Miracle of Dammam
- Event: 1989 FIFA World Youth Championship
| Nigeria | Soviet Union |
| Nigeria | Soviet Union |
| 4 | 4 |
- Nigeria won 5–3 on penalties
- Date: 25 February 1989
- Venue: Prince Mohamed bin Fahd Stadium, Dammam, Saudi Arabia
- Referee: Hubert Forstinger (Austria)
- Attendance: 10,000

= Miracle of Dammam =

The Miracle of Dammam also known as The Dammam Miracle was the name given to the result of a quarter-final football match between the Nigerian U-20 football team and the USSR U-20 football team at the 1989 FIFA World Youth Championship in Saudi Arabia which the Nigerian U-20 team went on to win on penalties. The match created a footballing record as Nigeria became the first team to come back from four goals down to equalize and then go on to win a FIFA World Cup match at any level.

==The match==

===Summary===
The match was played at the Prince Mohamed bin Fahd Stadium in Dammam with an attendance of about 10,000 spectators.
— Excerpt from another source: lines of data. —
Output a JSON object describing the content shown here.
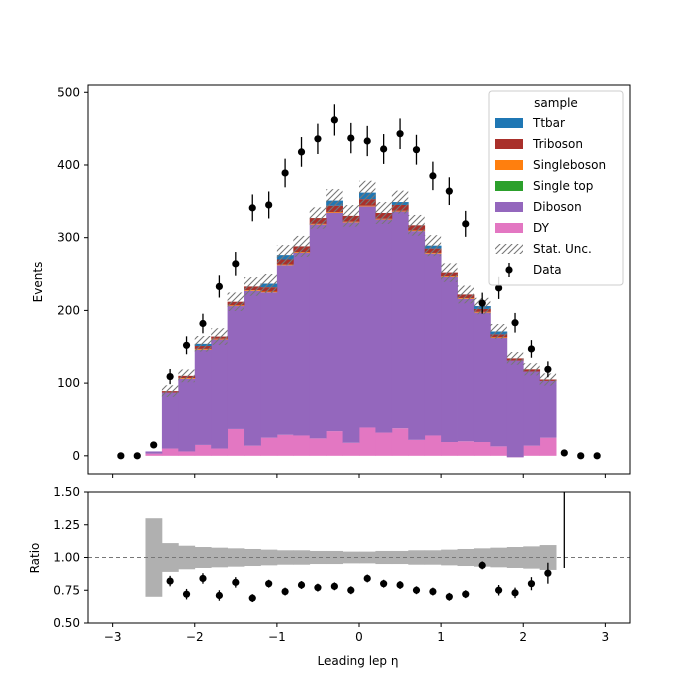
{
  "chart_data": [
    {
      "type": "bar",
      "stacked": true,
      "xlabel": "Leading lep η",
      "ylabel": "Events",
      "xlim": [
        -3.3,
        3.3
      ],
      "ylim": [
        -25,
        510
      ],
      "yticks": [
        0,
        100,
        200,
        300,
        400,
        500
      ],
      "xticks": [
        -3,
        -2,
        -1,
        0,
        1,
        2,
        3
      ],
      "legend_title": "sample",
      "legend_position": "top-right",
      "bin_edges": [
        -3.0,
        -2.8,
        -2.6,
        -2.4,
        -2.2,
        -2.0,
        -1.8,
        -1.6,
        -1.4,
        -1.2,
        -1.0,
        -0.8,
        -0.6,
        -0.4,
        -0.2,
        0.0,
        0.2,
        0.4,
        0.6,
        0.8,
        1.0,
        1.2,
        1.4,
        1.6,
        1.8,
        2.0,
        2.2,
        2.4,
        2.6,
        2.8,
        3.0
      ],
      "series": [
        {
          "name": "DY",
          "color": "#e377c2",
          "values": [
            0,
            0,
            3,
            10,
            6,
            15,
            10,
            37,
            14,
            25,
            29,
            28,
            24,
            34,
            18,
            39,
            32,
            38,
            22,
            28,
            19,
            20,
            19,
            13,
            -2,
            14,
            25,
            0,
            0,
            0
          ]
        },
        {
          "name": "Diboson",
          "color": "#9467bd",
          "values": [
            0,
            0,
            3,
            77,
            100,
            131,
            150,
            169,
            213,
            200,
            233,
            251,
            294,
            300,
            303,
            304,
            293,
            298,
            287,
            250,
            227,
            196,
            178,
            149,
            133,
            102,
            78,
            0,
            0,
            0
          ]
        },
        {
          "name": "Single top",
          "color": "#2ca02c",
          "values": [
            0,
            0,
            0,
            0,
            0,
            0,
            0,
            0,
            0,
            0,
            0,
            0,
            0,
            0,
            0,
            0,
            0,
            0,
            0,
            0,
            0,
            0,
            0,
            0,
            0,
            0,
            0,
            0,
            0,
            0
          ]
        },
        {
          "name": "Singleboson",
          "color": "#ff7f0e",
          "values": [
            0,
            0,
            0,
            0,
            1,
            1,
            1,
            1,
            1,
            1,
            1,
            1,
            1,
            1,
            1,
            1,
            1,
            1,
            1,
            1,
            1,
            1,
            1,
            1,
            0,
            0,
            0,
            0,
            0,
            0
          ]
        },
        {
          "name": "Triboson",
          "color": "#a9302b",
          "values": [
            0,
            0,
            0,
            2,
            3,
            4,
            3,
            5,
            5,
            6,
            7,
            8,
            8,
            9,
            8,
            9,
            8,
            8,
            7,
            6,
            5,
            5,
            4,
            4,
            3,
            3,
            2,
            0,
            0,
            0
          ]
        },
        {
          "name": "Ttbar",
          "color": "#1f77b4",
          "values": [
            0,
            0,
            0,
            0,
            0,
            3,
            0,
            0,
            0,
            5,
            6,
            0,
            0,
            7,
            0,
            9,
            0,
            4,
            0,
            4,
            0,
            0,
            4,
            4,
            0,
            0,
            0,
            0,
            0,
            0
          ]
        }
      ],
      "stat_unc": {
        "name": "Stat. Unc.",
        "relative": [
          0,
          0,
          0,
          0.09,
          0.08,
          0.07,
          0.07,
          0.06,
          0.055,
          0.055,
          0.05,
          0.05,
          0.045,
          0.045,
          0.045,
          0.045,
          0.045,
          0.045,
          0.045,
          0.05,
          0.05,
          0.055,
          0.055,
          0.06,
          0.065,
          0.07,
          0.08,
          0,
          0,
          0
        ]
      },
      "data": {
        "name": "Data",
        "x": [
          -2.9,
          -2.7,
          -2.5,
          -2.3,
          -2.1,
          -1.9,
          -1.7,
          -1.5,
          -1.3,
          -1.1,
          -0.9,
          -0.7,
          -0.5,
          -0.3,
          -0.1,
          0.1,
          0.3,
          0.5,
          0.7,
          0.9,
          1.1,
          1.3,
          1.5,
          1.7,
          1.9,
          2.1,
          2.3,
          2.5,
          2.7,
          2.9
        ],
        "y": [
          0,
          0,
          15,
          109,
          152,
          182,
          233,
          264,
          341,
          345,
          389,
          418,
          436,
          462,
          437,
          433,
          422,
          443,
          421,
          385,
          364,
          319,
          210,
          231,
          183,
          147,
          119,
          4,
          0,
          0
        ]
      }
    },
    {
      "type": "scatter",
      "xlabel": "Leading lep η",
      "ylabel": "Ratio",
      "xlim": [
        -3.3,
        3.3
      ],
      "ylim": [
        0.5,
        1.5
      ],
      "yticks": [
        "0.50",
        "0.75",
        "1.00",
        "1.25",
        "1.50"
      ],
      "xticks": [
        "−3",
        "−2",
        "−1",
        "0",
        "1",
        "2",
        "3"
      ],
      "reference_line": 1.0,
      "band_color": "#b0b0b0",
      "band_half_width": [
        0,
        0,
        0.3,
        0.11,
        0.09,
        0.08,
        0.075,
        0.07,
        0.065,
        0.06,
        0.055,
        0.055,
        0.05,
        0.05,
        0.045,
        0.045,
        0.05,
        0.05,
        0.055,
        0.055,
        0.06,
        0.065,
        0.07,
        0.075,
        0.08,
        0.085,
        0.095,
        0,
        0,
        0
      ],
      "x": [
        -2.3,
        -2.1,
        -1.9,
        -1.7,
        -1.5,
        -1.3,
        -1.1,
        -0.9,
        -0.7,
        -0.5,
        -0.3,
        -0.1,
        0.1,
        0.3,
        0.5,
        0.7,
        0.9,
        1.1,
        1.3,
        1.5,
        1.7,
        1.9,
        2.1,
        2.3
      ],
      "values": [
        0.82,
        0.72,
        0.84,
        0.71,
        0.81,
        0.69,
        0.8,
        0.74,
        0.79,
        0.77,
        0.78,
        0.75,
        0.84,
        0.8,
        0.79,
        0.75,
        0.74,
        0.7,
        0.72,
        0.94,
        0.75,
        0.73,
        0.8,
        0.88
      ],
      "errors": [
        0.04,
        0.04,
        0.04,
        0.04,
        0.04,
        0.03,
        0.03,
        0.03,
        0.03,
        0.03,
        0.03,
        0.03,
        0.03,
        0.03,
        0.03,
        0.03,
        0.03,
        0.03,
        0.03,
        0.03,
        0.04,
        0.04,
        0.05,
        0.08
      ],
      "outlier_bar": {
        "x": 2.5,
        "ylow": 0.92,
        "yhigh": 1.5
      }
    }
  ]
}
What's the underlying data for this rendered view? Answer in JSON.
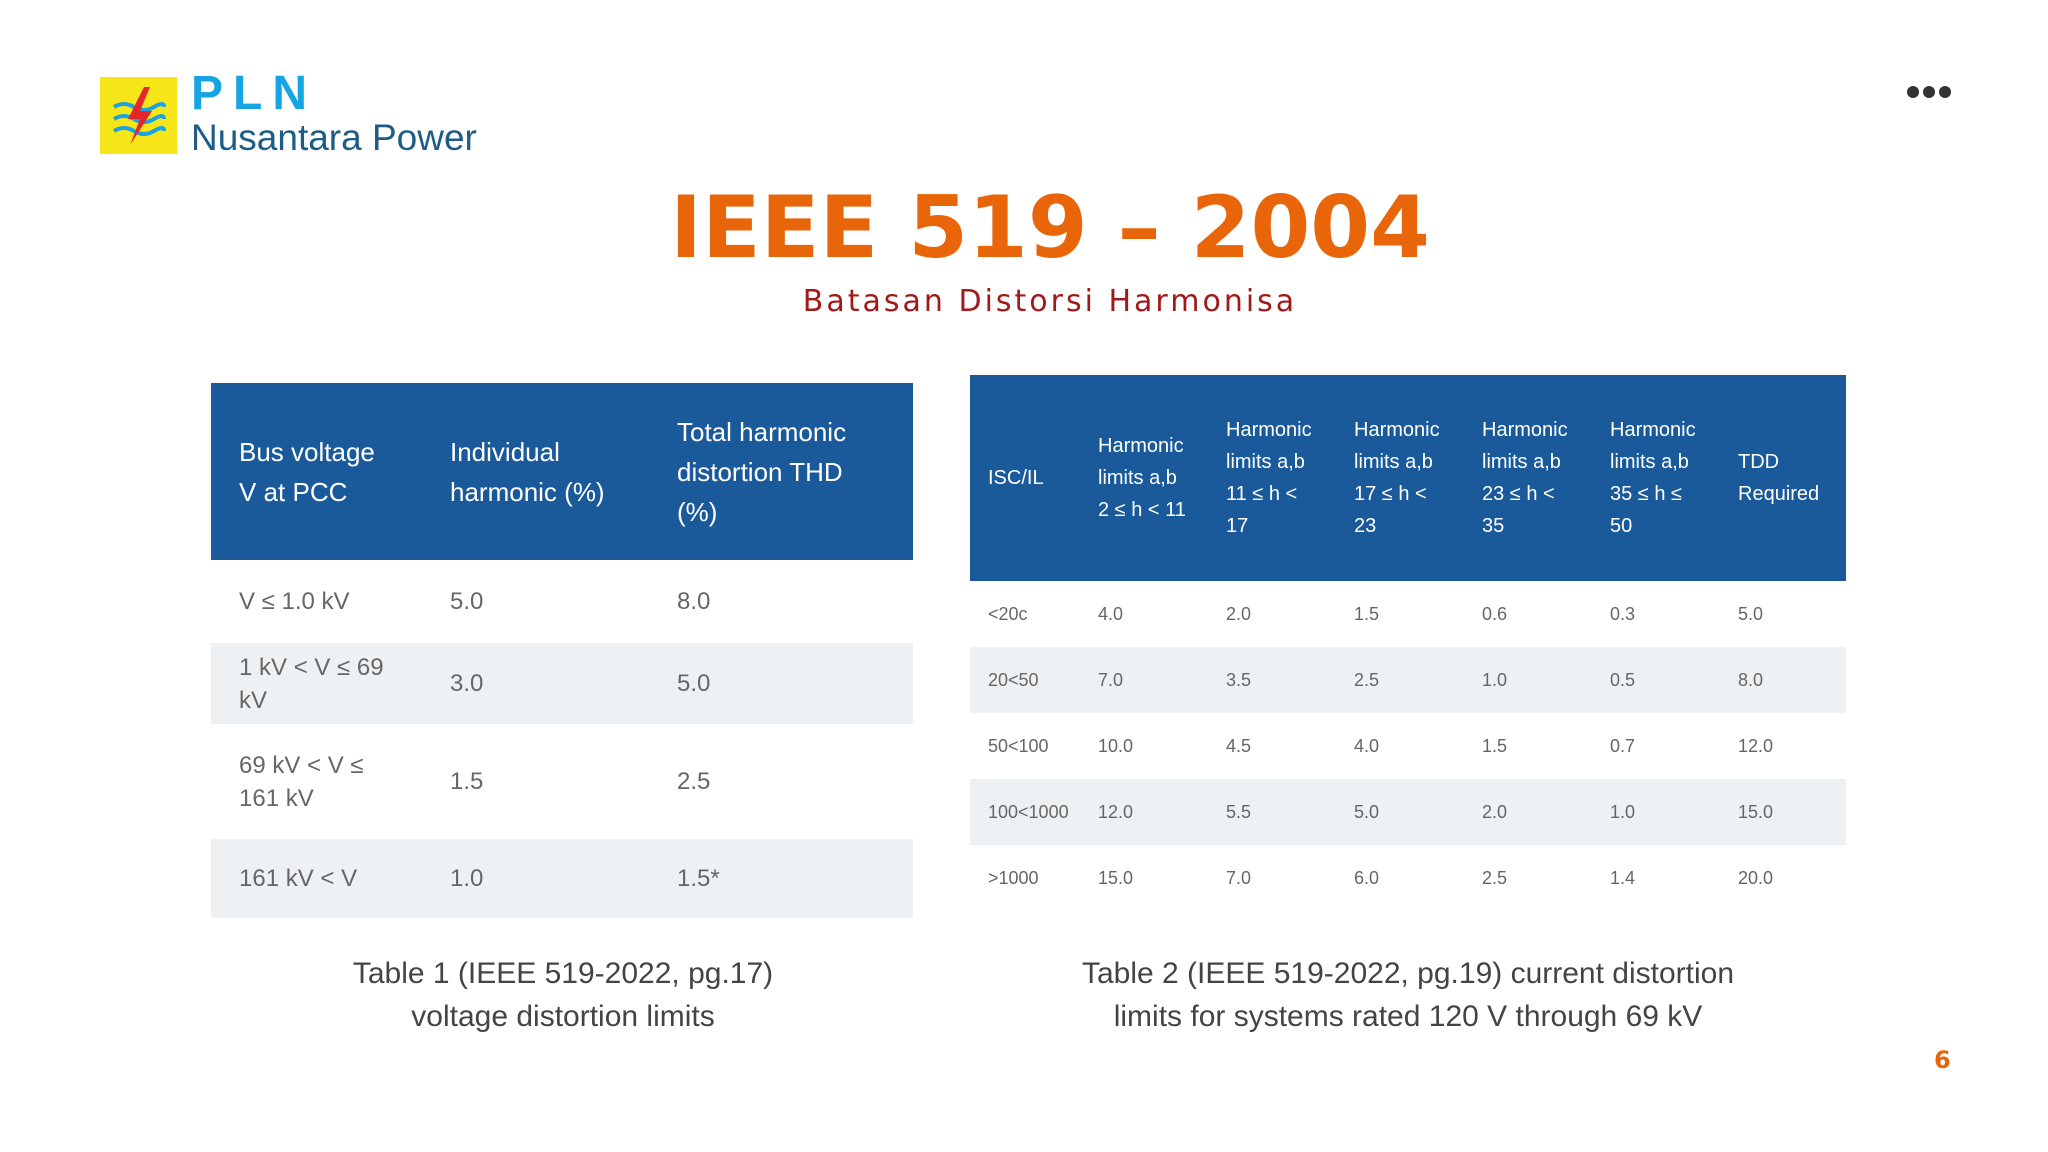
{
  "logo": {
    "brand": "PLN",
    "subbrand": "Nusantara Power"
  },
  "title": "IEEE 519 – 2004",
  "subtitle": "Batasan Distorsi Harmonisa",
  "table1": {
    "header": [
      "Bus voltage V at PCC",
      "Individual harmonic (%)",
      "Total harmonic distortion THD (%)"
    ],
    "rows": [
      [
        "V ≤ 1.0 kV",
        "5.0",
        "8.0"
      ],
      [
        "1 kV < V ≤ 69 kV",
        "3.0",
        "5.0"
      ],
      [
        "69 kV < V ≤ 161 kV",
        "1.5",
        "2.5"
      ],
      [
        "161 kV < V",
        "1.0",
        "1.5*"
      ]
    ],
    "caption": [
      "Table 1 (IEEE 519-2022, pg.17)",
      "voltage distortion limits"
    ]
  },
  "table2": {
    "header": [
      "ISC/IL",
      "Harmonic limits a,b 2 ≤ h < 11",
      "Harmonic limits a,b 11 ≤ h < 17",
      "Harmonic limits a,b 17 ≤ h < 23",
      "Harmonic limits a,b 23 ≤ h < 35",
      "Harmonic limits a,b 35 ≤ h ≤ 50",
      "TDD Required"
    ],
    "rows": [
      [
        "<20c",
        "4.0",
        "2.0",
        "1.5",
        "0.6",
        "0.3",
        "5.0"
      ],
      [
        "20<50",
        "7.0",
        "3.5",
        "2.5",
        "1.0",
        "0.5",
        "8.0"
      ],
      [
        "50<100",
        "10.0",
        "4.5",
        "4.0",
        "1.5",
        "0.7",
        "12.0"
      ],
      [
        "100<1000",
        "12.0",
        "5.5",
        "5.0",
        "2.0",
        "1.0",
        "15.0"
      ],
      [
        ">1000",
        "15.0",
        "7.0",
        "6.0",
        "2.5",
        "1.4",
        "20.0"
      ]
    ],
    "caption": [
      "Table 2 (IEEE 519-2022, pg.19) current distortion",
      "limits for systems rated 120 V through 69 kV"
    ]
  },
  "page_number": "6"
}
The Soviet Union raced to a four-goal lead within 46 minutes with a brace from Sergei Kiriakov in the 30th and 38th minutes with further goals from Bakhva Tedeev and Oleg Salenko in the 45th and 46th minutes respectively in a keenly contested match. With thirty minutes to full-time, Nigeria responded through a goal from Oladimeji Lawal in the 61st and one from Christopher Ohenhen in the 75th minutes. Samuel Elijah scored the third goal in the 83rd minute before the captain of the Nigerian team Nduka Ugbade completed the remarkable comeback with a goal in the 84th minute to end the game in a draw.

===Details===
25 February 1989
 18:00 (UCT)
  : Kiriakov 30', 58', Tedeev 45', Salenko 46'
  : Ohenhen 61', 75', Elijah 83', Ugbade 84'

===Note===
- Nigeria won the match on penalties and went on to become second at the tournament after losing to Portugal in the final.